To me, it was the equivalent of gold, in both memory and friendship.

Me with Grandma and Grandpa Moffit circa 1993 -- almost 20 years ago! Eeek!

Wednesday, October 17, 2012

Where, Oh Where Have I Been?

Well, I did go to Ohio for about 12 days! Yes, I just up and left Eamonn and the boys to fend for themselves. OK, not really. I planned out meals, shopped, set up carpool and afterschool care, and THEN I left. People asked if the house was a wreck when I got back. Nope, not even close. It was clean, organized, and all the laundry was caught up on.

I wondered if a maid had been here hours before I got home.

Just kidding. Eamonn is really good about keeping things clean and organized.

I have to tell you, I'm not totally sure the boys missed me all that much! Which I'm OK and not OK with all at the same time. It took a load off of my mind when, a few days into my trip, I realized no one was pining for me. But then I did think, "Why aren't they pining for me?"

It really reinforced to me that as parents, we want to enjoy our time with our kids, but really, our lives are dedicated to helping them get ready to go away from us. Eamonn's cousin said something to that effect to me when Declan was just a baby, but I couldn't really wrap my head around it at the time. In fact, I bet in my post-partum haze, I probably cried into my baby's bald head and thought, "My baby is NEVER leaving me!"

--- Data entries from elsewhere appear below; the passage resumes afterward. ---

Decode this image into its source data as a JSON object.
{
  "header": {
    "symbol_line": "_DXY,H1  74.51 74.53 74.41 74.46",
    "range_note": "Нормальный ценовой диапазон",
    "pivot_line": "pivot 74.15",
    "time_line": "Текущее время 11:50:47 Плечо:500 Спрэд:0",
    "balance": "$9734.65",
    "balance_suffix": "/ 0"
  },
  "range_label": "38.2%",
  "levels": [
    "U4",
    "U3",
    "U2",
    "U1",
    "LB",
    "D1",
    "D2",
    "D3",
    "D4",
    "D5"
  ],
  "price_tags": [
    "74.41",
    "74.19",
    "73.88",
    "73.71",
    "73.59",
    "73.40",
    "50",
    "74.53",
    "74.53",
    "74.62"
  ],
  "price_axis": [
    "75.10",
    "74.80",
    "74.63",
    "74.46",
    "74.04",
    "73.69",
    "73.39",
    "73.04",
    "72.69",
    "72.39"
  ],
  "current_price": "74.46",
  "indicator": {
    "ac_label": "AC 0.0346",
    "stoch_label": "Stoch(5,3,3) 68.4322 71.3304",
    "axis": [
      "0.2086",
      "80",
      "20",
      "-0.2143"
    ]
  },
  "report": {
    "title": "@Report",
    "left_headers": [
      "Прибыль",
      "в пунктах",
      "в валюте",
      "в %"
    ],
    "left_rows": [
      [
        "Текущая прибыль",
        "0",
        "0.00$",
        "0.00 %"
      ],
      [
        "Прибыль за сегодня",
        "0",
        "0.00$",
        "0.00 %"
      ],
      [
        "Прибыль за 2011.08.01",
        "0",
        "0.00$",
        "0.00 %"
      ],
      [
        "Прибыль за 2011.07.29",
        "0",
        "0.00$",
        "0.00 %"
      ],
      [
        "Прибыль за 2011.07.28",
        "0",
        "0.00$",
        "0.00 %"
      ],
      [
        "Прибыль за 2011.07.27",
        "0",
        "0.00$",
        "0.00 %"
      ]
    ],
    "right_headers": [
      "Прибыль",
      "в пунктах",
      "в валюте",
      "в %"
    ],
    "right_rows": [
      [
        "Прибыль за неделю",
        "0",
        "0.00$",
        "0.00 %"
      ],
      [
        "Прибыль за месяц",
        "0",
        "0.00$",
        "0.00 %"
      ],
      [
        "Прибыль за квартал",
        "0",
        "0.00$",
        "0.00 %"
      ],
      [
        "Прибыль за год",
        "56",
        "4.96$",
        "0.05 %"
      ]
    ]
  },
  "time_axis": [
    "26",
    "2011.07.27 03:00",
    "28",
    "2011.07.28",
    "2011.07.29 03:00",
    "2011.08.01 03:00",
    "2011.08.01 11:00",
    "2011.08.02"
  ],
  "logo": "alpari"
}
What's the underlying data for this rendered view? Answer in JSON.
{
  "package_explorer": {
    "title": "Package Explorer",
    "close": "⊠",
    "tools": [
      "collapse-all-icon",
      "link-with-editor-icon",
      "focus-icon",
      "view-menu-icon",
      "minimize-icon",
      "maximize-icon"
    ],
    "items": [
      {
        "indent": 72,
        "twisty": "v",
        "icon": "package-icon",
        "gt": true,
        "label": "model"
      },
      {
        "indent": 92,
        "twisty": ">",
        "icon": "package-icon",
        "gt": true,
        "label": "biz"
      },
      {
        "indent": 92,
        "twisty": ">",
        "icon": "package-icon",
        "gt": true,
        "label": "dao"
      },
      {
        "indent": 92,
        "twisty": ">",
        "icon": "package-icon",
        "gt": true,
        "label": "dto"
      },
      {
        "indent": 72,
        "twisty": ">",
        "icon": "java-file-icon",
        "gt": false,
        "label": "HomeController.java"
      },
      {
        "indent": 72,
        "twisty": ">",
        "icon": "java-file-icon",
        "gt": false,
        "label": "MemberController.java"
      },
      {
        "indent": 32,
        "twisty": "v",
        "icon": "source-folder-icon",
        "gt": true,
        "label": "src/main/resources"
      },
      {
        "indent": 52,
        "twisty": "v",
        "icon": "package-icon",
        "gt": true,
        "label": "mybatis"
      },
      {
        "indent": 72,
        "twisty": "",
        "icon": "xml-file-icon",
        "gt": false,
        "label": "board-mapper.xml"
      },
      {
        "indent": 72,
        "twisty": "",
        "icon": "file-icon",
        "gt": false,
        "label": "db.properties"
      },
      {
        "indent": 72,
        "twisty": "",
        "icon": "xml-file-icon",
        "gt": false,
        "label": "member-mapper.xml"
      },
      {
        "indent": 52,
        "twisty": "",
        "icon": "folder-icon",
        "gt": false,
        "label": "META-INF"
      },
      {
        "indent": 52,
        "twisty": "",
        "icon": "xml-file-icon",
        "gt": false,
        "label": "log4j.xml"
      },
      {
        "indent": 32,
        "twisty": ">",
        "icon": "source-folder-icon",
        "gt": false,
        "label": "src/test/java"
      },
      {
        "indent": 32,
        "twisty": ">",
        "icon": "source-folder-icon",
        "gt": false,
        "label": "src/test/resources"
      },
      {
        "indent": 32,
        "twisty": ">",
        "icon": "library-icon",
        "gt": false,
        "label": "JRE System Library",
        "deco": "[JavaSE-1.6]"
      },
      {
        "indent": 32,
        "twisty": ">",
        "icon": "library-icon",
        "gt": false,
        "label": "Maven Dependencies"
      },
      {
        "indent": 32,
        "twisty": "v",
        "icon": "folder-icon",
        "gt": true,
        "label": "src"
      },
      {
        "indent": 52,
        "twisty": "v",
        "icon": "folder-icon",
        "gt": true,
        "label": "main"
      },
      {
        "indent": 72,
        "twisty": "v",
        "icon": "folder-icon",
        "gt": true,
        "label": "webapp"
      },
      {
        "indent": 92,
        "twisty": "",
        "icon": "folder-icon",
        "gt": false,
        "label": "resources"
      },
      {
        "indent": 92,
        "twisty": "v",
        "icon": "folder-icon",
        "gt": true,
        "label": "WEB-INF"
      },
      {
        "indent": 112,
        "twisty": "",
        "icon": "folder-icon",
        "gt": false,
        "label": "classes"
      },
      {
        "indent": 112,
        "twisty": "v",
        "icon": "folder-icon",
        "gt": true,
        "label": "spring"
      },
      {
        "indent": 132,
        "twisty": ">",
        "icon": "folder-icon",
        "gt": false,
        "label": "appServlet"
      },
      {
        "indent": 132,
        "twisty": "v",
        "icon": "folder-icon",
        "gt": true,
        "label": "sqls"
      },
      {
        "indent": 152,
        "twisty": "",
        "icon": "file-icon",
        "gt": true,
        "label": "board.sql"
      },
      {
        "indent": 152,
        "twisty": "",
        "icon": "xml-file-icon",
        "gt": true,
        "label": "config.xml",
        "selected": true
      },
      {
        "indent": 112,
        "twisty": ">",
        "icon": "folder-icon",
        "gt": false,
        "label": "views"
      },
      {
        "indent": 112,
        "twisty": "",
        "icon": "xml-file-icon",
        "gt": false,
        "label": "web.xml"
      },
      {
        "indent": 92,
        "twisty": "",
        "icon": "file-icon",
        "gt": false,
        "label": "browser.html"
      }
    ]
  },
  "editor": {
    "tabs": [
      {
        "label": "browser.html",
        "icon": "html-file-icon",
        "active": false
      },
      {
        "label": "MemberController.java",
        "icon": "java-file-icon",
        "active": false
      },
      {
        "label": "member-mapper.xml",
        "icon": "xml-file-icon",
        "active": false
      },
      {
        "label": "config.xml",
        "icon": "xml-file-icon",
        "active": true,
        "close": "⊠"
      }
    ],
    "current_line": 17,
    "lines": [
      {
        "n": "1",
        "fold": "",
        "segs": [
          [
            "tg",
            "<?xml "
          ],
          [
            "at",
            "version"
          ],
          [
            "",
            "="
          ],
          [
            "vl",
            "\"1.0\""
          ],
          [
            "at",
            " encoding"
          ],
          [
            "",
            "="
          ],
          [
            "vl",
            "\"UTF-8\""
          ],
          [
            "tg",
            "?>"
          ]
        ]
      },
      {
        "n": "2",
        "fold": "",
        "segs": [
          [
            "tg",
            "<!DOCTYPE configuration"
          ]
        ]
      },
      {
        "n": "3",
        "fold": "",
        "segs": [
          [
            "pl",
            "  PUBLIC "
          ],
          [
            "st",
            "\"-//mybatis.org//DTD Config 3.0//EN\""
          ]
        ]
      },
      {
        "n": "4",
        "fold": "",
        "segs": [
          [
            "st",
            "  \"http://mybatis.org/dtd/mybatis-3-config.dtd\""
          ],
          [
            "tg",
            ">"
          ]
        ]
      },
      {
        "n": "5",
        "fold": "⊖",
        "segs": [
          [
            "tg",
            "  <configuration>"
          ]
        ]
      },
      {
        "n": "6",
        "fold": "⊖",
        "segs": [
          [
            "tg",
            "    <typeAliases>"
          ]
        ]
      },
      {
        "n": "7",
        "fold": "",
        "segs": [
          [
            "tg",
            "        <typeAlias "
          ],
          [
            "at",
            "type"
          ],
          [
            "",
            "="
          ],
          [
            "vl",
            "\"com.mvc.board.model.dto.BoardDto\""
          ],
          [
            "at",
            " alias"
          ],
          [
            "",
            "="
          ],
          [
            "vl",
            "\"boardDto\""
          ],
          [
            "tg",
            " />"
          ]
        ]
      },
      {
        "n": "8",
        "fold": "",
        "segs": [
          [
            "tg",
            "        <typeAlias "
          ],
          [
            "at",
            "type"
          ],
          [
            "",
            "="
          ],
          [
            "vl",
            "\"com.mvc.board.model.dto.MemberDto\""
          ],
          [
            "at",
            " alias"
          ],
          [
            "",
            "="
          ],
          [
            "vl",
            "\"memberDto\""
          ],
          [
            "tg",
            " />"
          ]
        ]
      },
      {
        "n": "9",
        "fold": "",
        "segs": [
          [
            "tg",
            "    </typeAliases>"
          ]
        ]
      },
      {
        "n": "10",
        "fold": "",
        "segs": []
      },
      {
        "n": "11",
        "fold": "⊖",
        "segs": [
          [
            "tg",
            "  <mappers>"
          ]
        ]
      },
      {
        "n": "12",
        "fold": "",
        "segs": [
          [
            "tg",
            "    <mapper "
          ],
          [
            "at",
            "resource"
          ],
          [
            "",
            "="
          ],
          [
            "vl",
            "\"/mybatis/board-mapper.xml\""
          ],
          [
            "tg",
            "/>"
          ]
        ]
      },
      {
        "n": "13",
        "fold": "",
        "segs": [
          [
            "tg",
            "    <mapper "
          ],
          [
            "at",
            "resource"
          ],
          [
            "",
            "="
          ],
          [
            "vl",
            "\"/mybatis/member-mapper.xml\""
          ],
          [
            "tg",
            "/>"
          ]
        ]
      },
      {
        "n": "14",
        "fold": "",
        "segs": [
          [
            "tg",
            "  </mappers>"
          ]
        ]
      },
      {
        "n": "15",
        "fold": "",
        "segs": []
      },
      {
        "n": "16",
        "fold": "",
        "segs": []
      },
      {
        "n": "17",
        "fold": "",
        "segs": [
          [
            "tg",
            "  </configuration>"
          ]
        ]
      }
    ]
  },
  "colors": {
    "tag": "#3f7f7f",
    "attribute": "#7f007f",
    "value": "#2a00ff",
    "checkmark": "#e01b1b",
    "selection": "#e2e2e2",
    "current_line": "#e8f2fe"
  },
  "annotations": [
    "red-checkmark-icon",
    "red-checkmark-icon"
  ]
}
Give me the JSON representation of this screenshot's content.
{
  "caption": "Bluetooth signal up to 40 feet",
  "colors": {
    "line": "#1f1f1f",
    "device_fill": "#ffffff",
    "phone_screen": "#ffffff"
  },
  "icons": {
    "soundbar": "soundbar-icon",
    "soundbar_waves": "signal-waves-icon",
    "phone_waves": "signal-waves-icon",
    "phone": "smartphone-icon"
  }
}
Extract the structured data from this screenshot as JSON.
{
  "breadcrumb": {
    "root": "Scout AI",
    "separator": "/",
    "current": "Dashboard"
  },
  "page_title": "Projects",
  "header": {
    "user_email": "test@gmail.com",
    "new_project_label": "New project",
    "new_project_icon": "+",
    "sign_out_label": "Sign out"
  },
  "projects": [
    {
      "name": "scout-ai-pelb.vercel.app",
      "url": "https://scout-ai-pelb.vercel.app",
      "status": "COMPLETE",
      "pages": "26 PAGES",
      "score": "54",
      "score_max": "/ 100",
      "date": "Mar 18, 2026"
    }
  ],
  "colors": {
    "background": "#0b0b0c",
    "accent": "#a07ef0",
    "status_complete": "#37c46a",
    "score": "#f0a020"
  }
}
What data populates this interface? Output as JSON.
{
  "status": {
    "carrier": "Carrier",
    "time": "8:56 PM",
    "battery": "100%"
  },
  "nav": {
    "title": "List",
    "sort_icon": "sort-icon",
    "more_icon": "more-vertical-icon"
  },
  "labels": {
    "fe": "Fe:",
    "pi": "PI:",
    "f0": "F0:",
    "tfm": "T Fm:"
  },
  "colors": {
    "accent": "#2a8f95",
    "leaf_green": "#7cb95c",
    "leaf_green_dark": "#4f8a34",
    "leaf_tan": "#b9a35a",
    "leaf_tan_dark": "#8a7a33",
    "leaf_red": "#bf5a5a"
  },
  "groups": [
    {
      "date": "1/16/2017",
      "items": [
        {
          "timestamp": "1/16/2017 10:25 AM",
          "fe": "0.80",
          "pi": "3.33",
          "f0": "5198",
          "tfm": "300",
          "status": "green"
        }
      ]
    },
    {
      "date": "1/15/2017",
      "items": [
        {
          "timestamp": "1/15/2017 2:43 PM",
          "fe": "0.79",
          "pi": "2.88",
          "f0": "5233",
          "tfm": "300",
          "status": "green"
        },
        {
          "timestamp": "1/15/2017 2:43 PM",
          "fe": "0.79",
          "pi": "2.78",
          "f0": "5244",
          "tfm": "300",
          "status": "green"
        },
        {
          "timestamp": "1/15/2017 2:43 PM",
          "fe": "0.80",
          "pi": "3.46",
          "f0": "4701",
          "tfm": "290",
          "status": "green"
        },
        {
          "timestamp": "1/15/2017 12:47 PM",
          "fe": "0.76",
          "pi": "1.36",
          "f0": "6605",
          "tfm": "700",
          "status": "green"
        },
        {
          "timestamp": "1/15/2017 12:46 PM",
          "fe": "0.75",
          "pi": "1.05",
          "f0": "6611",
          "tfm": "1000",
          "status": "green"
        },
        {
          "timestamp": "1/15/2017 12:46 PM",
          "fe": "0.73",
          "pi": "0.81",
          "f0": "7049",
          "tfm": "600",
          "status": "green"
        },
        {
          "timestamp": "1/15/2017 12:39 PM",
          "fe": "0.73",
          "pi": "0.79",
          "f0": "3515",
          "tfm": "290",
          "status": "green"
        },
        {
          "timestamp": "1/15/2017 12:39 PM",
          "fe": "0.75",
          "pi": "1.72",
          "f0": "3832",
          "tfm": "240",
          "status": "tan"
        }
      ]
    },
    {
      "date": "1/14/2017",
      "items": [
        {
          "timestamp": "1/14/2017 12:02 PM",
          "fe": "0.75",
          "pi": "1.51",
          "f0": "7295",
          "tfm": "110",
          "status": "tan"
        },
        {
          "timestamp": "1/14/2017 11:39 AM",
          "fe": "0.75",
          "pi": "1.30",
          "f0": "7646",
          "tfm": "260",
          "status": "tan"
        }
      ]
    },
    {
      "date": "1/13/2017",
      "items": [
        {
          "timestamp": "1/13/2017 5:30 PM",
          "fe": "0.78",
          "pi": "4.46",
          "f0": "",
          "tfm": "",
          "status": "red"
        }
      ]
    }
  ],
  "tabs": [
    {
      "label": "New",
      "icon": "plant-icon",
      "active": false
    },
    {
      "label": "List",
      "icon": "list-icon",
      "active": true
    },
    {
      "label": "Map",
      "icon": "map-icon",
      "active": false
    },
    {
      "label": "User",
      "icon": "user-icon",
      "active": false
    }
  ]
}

Tee hee. Now that we live in a small-ish town, I often wonder how old they'll be (if they're not at that point already) before they start thinking, "I cannot wait to get out of this one-horse town and hit the city!"

Going "home" to Ohio is always bittersweet, especially at this time of year. Fall in Ohio can be dicey if it's cold and rainy, but for the most part, it's usually very lovely. The yellow aspen leaves in the fall here in Colorado are beautiful, but my heart belongs to the reds and oranges of my youth. And there is a specific smell to every season in Ohio, the smell of an Ohio fall especially brings back such vivid memories: OSU football on the radio, raking leaves, making leaf houses and paths, the smell of actual woodburning fireplaces before everyone switched to gas fireplaces, the crunch of leaves under your feet, the smell of cigarette smoke outside at a high school football game, the sound of the marching band practicing in front of the school, homemade soup on the stove...truly, it's my favorite season there.

I think another reason that going home is so bittersweet, regardless of the season, is that I find I can so easily slide back into life with my oldest and best friends. We sit down over coffee, breakfast, dinner, a beer, and in the summer, with our kids at the pool, and it's like no time has elapsed at all. We literally pick up a conversation as if we were speaking 5 minutes ago, not a year ago. "Wait, where was I? Oh, right..." Wherever you go in your life and wherever you live, you will make new friends, and they will be very good friends. But there's something about people who know your backstory already, who know all of your faults, but love you anyway -- those are the people who make up the very backbone of our lives.

One of the cool things my friend Laurie and I were talking about when I was in Ohio recently was that now our kids have become friends. Even though they only see each other once a year, the kids look forward to seeing each other and spending time together. I love, love, love that my kids are friends with my friends' kids!

On this trip, I also spent time at my Grandpa's, recording him telling stories about himself and our family. I decided to do this after I realized how much I missed the sound of my grandparents' voices. Yes, I want to preserve Grandpa's memories and stories for future generations, but I also don't want to forget the sound of his voice, his laugh, his mannerisms, the way he delivers a joke or story -- all of it. Plus, it's darn interesting to hear what a 99 1/2 year old man has to say!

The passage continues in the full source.